When you chop nuts, use immediately – as mentioned earlier, chopped and ground-up nuts do not keep too well. This is why you should only process nuts when you are about to use them. Nuts that have been cut, ground, chopped, and processed tend to lose their flavor quickly. They also tend to absorb odors and flavors that are around them when cut, so keep these away from strong tasting and smelling ingredients until incorporated into the recipe.
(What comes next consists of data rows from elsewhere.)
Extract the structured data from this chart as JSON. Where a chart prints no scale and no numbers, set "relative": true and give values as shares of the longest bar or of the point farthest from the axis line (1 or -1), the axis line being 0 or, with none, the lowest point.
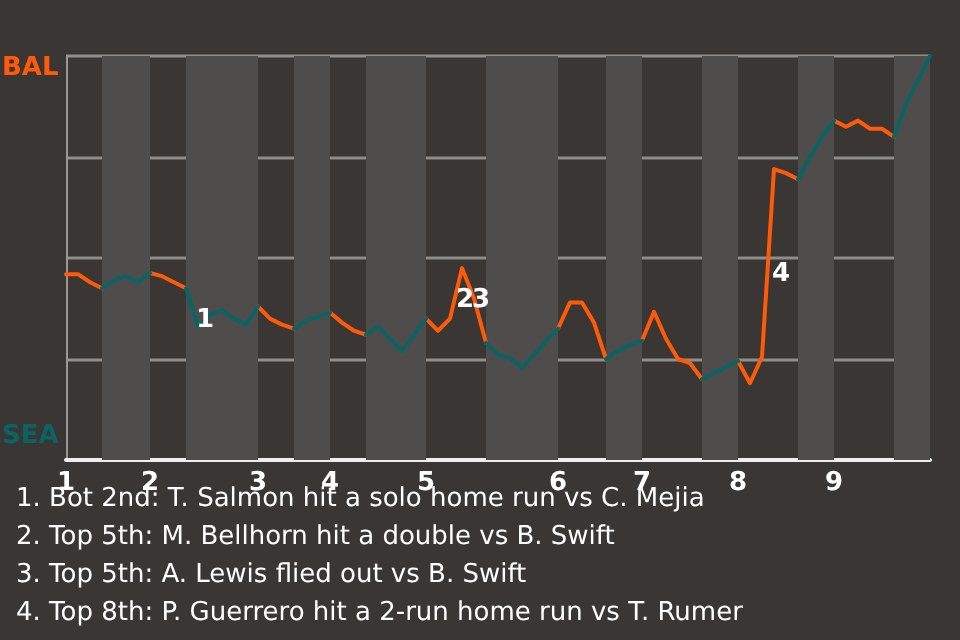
{
  "chart_data": {
    "type": "line",
    "relative": true,
    "grid": "y",
    "marker": "none",
    "line_style": "solid",
    "categories": [
      "1",
      null,
      null,
      null,
      null,
      null,
      null,
      "2",
      null,
      null,
      null,
      null,
      null,
      null,
      null,
      null,
      "3",
      null,
      null,
      null,
      null,
      null,
      "4",
      null,
      null,
      null,
      null,
      null,
      null,
      null,
      "5",
      null,
      null,
      null,
      null,
      null,
      null,
      null,
      null,
      null,
      null,
      "6",
      null,
      null,
      null,
      null,
      null,
      null,
      "7",
      null,
      null,
      null,
      null,
      null,
      null,
      null,
      "8",
      null,
      null,
      null,
      null,
      null,
      null,
      null,
      "9",
      null,
      null,
      null,
      null,
      null,
      null,
      null,
      null
    ],
    "series": [
      {
        "name": "BAL",
        "color": "#ff5a0a",
        "values": [
          0.46,
          0.46,
          0.44,
          0.425,
          null,
          null,
          null,
          0.463,
          0.455,
          0.44,
          0.425,
          null,
          null,
          null,
          null,
          null,
          0.38,
          0.35,
          0.335,
          0.325,
          null,
          null,
          0.365,
          0.34,
          0.32,
          0.31,
          null,
          null,
          null,
          null,
          0.35,
          0.32,
          0.35,
          0.475,
          0.4,
          0.29,
          null,
          null,
          null,
          null,
          null,
          0.325,
          0.39,
          0.39,
          0.34,
          0.25,
          null,
          null,
          0.295,
          0.367,
          0.3,
          0.25,
          0.24,
          0.2,
          null,
          null,
          0.245,
          0.19,
          0.255,
          0.72,
          0.71,
          0.695,
          null,
          null,
          0.84,
          0.825,
          0.84,
          0.82,
          0.82,
          0.8,
          null,
          null,
          null
        ]
      },
      {
        "name": "SEA",
        "color": "#0b6464",
        "values": [
          null,
          null,
          null,
          0.425,
          0.445,
          0.455,
          0.44,
          0.463,
          null,
          null,
          0.425,
          0.33,
          0.36,
          0.37,
          0.35,
          0.335,
          0.38,
          null,
          null,
          0.325,
          0.345,
          0.355,
          0.365,
          null,
          null,
          0.31,
          0.33,
          0.3,
          0.27,
          0.31,
          0.35,
          null,
          null,
          null,
          null,
          0.29,
          0.26,
          0.253,
          0.228,
          0.26,
          0.295,
          0.325,
          null,
          null,
          null,
          0.25,
          0.27,
          0.285,
          0.295,
          null,
          null,
          null,
          null,
          0.2,
          0.215,
          0.23,
          0.245,
          null,
          null,
          null,
          null,
          0.695,
          0.75,
          0.8,
          0.84,
          null,
          null,
          null,
          null,
          0.8,
          0.88,
          0.94,
          1
        ]
      }
    ],
    "annotations": [
      "1",
      "2",
      "3",
      "4",
      "1. Bot 2nd: T. Salmon hit a solo home run vs C. Mejia",
      "2. Top 5th: M. Bellhorn hit a double vs B. Swift",
      "3. Top 5th: A. Lewis flied out vs B. Swift",
      "4. Top 8th: P. Guerrero hit a 2-run home run vs T. Rumer"
    ]
  }
}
How to Handle Different Kinds of Nuts

Different kinds of nuts call for different cooking, storing, and handling methods. Here are some tips and tricks on how to properly handle a wide variety of nuts:

Almonds – when buying almonds, do not go for the smoked, flavored, or seasoned ones. Always go for the plain, whole, raw ones and roast these yourself with the seasoning you will be using for your recipe. This will give you versatile nuts that can be flavored in many different ways. Also, if you are making almond butter out of these, cool the nuts down completely after roasting but before pureeing to get the right consistency.

Cashews – just like with almonds, buy these whole, raw, and unflavored. Freeze these if you are not using these right away since these can go rancid when left out in the open. Do not roast an entire batch if you are not using all of it. Roast these nuts a little at a time, as you are using them, to get the best flavor.

Hazelnuts – when you buy these raw, you usually get this with the skin on. You can easily remove the skin after roasting. Simply place the roasted nuts in a clean towel and gently rub to remove the skin.

Pistachios – this nut is another one that easily goes rancid when not handled properly. It is also advisable that you buy these in their shells and shell them yourself, rather than buying these pre-shelled. Shelled pistachios tend to be more expensive than those with shells, so you can save on expenses by removing the shells manually. Also, most shelled pistachios come already salted, making it difficult for you to balance out the seasoning of the dish you are adding these in.

Peanuts – while technically a legume, this is still seen as an honorary member of the nut family. Peanuts are generally easy to handle and are often better purchased shelled. As with other nuts, buy these raw instead of roasted or seasoned. Roast these when you are about to use them. You can also make your own peanut butter (without the unhealthy added sugar) with these by roasting and grinding them yourself.

Macadamia – one of the most expensive and most flavorful nuts around. If you are going to use macadamia nuts in your recipes, cut costs by combining this with hazelnuts. They have the same general shape and crunch, and people can hardly tell the difference since they will have a little of both in every bite.

Walnut – this is the healthiest nut of the bunch and is considered brain food due to its high omega-3 fatty acid content. What they also have is an inherent bitterness, which can be easily counteracted with roasting and by adding some sweetening agents like honey, sugar, and even maple syrup.